Outside of town, on I-70, four teenagers from Rochester, New York, who were driving home from Las Vegas, picked us up in their daddy’s Lincoln Continental. The car ran out of gas in Eastern Colorado, when the Arab Oil Embargo forced gas stations all across the country to close. A farmer let us buy gas from him so we could press on toward home. The guys from Rochester gave Tim and me a ride all the way to South Bend, Indiana.
Americans were as harshly polarized back in the early ‘70s as now. Divisions over the Vietnam War and race relations ran deep. Members of Nixon’s “silent majority” were not the least bit shy in expressing their disgust with hippies, peaceniks, and Jesus freaks for their long hair, weird clothes, and affinity for sex, drugs, and rock ‘n’ roll. The generation gap between WWII parents and their baby boom children was real and often real ugly in its divisiveness.

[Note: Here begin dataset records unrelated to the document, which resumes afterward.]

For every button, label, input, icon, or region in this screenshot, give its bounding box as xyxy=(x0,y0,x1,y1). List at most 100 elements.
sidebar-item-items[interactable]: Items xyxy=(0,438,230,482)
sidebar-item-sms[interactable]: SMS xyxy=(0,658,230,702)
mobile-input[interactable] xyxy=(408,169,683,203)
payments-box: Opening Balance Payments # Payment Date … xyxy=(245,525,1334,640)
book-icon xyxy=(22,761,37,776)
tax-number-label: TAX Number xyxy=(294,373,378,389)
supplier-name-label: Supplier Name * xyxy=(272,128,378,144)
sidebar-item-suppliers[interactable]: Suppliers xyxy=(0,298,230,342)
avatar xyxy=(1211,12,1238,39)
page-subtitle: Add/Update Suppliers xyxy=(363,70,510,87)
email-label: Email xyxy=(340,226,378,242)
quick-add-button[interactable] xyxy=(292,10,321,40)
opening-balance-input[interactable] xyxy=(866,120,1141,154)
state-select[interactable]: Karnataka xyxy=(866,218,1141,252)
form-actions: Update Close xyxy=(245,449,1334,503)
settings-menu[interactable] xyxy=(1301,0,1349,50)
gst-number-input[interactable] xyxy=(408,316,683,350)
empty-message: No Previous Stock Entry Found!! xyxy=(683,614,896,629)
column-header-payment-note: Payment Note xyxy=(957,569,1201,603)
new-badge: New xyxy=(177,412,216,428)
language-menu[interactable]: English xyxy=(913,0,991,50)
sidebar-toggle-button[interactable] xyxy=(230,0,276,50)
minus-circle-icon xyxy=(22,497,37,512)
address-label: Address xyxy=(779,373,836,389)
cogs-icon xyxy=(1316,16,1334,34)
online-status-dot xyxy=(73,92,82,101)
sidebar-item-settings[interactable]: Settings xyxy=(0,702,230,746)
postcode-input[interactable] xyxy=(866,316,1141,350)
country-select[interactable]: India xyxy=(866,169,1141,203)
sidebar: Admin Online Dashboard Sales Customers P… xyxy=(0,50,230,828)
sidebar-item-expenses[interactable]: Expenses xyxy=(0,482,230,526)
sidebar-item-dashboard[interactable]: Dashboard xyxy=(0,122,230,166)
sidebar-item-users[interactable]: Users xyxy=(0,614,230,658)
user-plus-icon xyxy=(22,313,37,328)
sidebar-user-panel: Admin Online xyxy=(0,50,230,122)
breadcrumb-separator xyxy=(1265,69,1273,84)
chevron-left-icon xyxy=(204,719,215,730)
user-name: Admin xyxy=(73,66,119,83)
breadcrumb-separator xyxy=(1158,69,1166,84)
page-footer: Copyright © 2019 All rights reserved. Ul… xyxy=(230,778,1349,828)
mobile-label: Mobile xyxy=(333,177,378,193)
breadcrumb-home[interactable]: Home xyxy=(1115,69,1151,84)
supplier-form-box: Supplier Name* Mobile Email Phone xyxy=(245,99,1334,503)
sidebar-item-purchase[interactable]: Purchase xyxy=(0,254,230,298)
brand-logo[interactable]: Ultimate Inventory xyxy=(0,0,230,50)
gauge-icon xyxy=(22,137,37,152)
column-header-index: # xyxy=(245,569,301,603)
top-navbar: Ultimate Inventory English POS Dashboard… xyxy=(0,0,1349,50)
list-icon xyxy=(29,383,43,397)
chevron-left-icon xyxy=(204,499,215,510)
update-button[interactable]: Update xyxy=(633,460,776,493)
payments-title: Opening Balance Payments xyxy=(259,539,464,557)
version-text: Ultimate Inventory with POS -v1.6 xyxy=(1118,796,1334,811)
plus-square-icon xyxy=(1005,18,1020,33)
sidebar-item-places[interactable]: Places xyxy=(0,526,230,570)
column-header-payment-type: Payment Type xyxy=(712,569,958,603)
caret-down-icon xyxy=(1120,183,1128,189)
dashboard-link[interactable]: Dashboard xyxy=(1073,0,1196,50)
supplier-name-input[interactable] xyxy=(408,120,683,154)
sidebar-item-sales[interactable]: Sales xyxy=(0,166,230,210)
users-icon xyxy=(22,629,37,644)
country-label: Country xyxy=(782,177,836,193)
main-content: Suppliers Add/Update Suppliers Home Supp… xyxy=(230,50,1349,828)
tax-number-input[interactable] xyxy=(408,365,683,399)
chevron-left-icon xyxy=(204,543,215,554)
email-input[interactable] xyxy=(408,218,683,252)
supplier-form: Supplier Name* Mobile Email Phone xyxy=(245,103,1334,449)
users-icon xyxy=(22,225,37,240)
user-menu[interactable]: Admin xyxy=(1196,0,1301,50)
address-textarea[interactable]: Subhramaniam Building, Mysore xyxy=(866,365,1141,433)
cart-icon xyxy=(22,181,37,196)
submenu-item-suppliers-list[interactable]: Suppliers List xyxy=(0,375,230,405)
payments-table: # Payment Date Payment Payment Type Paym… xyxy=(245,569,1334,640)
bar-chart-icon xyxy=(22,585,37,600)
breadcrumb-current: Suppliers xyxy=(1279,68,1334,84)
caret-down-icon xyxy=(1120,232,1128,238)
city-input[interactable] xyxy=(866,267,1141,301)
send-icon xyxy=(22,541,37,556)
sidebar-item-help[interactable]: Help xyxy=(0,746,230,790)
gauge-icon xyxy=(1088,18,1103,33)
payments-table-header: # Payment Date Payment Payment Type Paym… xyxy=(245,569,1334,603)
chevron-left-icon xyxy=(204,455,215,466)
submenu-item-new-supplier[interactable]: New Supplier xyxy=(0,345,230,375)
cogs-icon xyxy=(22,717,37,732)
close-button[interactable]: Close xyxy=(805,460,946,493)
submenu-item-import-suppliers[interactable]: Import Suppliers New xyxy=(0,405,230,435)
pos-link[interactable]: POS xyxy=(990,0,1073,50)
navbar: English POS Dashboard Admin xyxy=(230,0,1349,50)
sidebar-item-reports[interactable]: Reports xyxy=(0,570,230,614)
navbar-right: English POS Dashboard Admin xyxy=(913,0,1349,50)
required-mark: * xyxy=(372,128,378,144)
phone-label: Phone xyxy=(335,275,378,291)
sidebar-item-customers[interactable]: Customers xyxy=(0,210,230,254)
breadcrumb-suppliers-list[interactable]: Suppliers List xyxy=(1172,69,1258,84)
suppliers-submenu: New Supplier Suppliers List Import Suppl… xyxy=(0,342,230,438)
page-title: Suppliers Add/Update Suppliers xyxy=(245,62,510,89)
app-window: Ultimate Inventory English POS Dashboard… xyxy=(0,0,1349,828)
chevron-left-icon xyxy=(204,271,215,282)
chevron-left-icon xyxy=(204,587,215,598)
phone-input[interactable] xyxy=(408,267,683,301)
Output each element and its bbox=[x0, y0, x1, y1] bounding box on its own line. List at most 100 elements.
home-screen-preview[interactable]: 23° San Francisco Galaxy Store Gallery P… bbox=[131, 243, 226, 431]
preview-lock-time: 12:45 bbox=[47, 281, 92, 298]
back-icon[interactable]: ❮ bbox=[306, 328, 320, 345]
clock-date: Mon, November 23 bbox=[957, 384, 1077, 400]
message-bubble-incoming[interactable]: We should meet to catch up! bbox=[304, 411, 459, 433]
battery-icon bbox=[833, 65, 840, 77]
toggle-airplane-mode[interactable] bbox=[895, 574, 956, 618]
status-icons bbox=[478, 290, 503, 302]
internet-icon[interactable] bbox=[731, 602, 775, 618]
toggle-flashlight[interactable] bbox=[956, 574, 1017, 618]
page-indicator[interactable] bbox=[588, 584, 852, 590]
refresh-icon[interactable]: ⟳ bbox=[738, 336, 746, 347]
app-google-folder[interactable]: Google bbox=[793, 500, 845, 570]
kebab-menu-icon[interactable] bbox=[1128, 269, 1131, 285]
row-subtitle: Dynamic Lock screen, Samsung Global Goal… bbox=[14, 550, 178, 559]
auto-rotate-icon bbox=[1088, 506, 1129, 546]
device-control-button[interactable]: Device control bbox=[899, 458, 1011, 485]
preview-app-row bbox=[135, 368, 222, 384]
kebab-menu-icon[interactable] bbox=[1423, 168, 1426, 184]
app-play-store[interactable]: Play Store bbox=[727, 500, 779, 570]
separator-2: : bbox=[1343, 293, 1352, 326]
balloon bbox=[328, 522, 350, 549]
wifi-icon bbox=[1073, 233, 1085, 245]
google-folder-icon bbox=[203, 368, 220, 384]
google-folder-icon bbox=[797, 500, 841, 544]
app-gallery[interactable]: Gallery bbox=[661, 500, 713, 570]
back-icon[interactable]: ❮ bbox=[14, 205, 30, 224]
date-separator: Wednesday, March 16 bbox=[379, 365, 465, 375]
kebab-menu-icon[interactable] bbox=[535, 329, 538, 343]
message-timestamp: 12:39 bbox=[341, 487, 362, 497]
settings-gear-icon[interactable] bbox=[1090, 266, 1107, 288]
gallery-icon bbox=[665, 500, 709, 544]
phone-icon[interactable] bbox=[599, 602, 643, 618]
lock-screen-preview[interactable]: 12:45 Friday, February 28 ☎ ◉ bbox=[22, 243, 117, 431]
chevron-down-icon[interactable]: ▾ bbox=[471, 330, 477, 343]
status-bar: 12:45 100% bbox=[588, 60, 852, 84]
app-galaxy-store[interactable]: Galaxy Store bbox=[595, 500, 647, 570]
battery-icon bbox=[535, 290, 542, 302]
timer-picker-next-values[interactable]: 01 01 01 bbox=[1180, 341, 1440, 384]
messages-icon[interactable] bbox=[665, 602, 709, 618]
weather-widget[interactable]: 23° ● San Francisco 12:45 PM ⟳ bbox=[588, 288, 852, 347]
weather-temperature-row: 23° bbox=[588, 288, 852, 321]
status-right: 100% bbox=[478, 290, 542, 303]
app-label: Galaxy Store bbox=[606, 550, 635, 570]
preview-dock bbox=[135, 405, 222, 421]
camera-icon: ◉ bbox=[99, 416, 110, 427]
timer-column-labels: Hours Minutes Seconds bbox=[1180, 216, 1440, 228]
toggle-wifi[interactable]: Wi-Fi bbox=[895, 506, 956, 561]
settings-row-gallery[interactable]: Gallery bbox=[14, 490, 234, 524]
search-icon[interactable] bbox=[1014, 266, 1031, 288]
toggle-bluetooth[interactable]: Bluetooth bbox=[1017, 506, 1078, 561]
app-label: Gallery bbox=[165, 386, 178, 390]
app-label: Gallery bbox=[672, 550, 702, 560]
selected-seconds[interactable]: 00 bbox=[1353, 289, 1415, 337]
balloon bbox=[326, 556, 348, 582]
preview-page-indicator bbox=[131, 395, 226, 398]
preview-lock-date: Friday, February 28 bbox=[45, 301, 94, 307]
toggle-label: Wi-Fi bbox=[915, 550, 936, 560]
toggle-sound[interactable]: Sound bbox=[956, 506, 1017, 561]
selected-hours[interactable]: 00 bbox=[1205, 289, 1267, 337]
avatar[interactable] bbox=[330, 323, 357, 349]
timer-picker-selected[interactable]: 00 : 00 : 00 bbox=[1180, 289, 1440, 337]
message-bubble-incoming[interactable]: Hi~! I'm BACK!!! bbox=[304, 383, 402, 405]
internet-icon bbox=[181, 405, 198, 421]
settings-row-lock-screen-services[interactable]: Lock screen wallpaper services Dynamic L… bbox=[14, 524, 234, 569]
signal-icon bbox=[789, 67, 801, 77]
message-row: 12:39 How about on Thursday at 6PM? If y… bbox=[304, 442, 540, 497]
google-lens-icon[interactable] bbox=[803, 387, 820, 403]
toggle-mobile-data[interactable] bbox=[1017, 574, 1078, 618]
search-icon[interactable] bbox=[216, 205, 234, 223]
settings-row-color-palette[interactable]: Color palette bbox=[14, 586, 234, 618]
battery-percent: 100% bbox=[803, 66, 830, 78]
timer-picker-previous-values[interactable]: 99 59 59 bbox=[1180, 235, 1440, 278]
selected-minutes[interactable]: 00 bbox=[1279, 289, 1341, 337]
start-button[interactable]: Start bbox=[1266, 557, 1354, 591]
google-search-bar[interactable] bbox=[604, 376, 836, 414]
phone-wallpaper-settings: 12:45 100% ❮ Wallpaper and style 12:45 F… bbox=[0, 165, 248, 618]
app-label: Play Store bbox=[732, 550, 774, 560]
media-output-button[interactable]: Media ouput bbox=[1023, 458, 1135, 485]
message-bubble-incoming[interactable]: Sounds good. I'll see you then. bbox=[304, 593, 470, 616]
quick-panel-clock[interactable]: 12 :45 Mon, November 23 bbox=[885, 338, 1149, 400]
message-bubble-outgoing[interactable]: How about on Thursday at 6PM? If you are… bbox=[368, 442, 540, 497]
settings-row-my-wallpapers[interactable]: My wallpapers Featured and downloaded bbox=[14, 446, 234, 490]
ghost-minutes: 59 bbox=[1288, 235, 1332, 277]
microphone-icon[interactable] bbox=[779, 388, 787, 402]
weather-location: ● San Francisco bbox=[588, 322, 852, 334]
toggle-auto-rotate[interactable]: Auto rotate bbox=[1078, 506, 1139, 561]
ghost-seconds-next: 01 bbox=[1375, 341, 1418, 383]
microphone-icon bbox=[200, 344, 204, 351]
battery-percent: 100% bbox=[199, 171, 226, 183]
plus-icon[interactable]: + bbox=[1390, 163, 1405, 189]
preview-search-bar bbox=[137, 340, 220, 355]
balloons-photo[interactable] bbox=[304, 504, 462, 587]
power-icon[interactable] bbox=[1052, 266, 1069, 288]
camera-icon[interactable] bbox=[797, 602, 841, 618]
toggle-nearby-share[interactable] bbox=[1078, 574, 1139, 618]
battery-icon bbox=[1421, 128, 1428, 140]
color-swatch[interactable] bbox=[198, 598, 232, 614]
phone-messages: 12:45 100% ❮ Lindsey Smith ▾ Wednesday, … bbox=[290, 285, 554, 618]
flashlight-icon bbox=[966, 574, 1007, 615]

And yet, people of all ages helped Tim and me along the way back home. Despite our scruffy appearance and attempt to break the law, that railroad cop bought bus tickets for us. A Colorado farmer, who might need every ounce of gas for his machinery during the Arab Oil Embargo, let six long-haired teenagers buy ten precious gallons.
The kindness of strangers raised us up as on eagle’s wings and brought us safely home. Joe Biden quoted the popular religious song On Eagle’s Wings in his speech the evening of November 7, 2020, accepting his electoral victory over Donald Trump. President-Elect Biden was quoting the song lyrics to describe how the country can take solace in God’s love during troubled times, as Joe did when his son Beau died of cancer. On Eagle’s Wings was sung at Beau Biden’s memorial service. But the central theme of Biden’s acceptance speech was not theological. It was about the goodness of the American people, that we are good enough to overcome the deep divisions and partisan polarization that reached a crescendo during the Trump presidency. The Biden-Harris message of hope is that Americans are strong enough, sufficiently resilient, and good enough to reach across the divide, to break out of hyper-partisanship, and to remember the democratic values and norms that bind us together as Americans.
My experience of America, when I hitchhiked across the country from north to south and then west to east, forty-five years ago, instilled a deep belief that Joe Biden is correct. We can break down the walls that divide. We need not agree on all policies and solutions, but we surely must agree that there are serious problems to confront together. Those challenges mentioned in President-Elect Biden’s speech, controlling the pandemic, reinvigorating the economy, racial justice, healthcare, and dangerous climate change are the headliners. And other, as yet unknown challenges no doubt will arise to bedevil the nation.
Yet, no matter the challenges down the road, we can overcome them by opening our doors to each other and to see each other as fellow Americans, not domestic enemies. That’s how we heal the heart of America.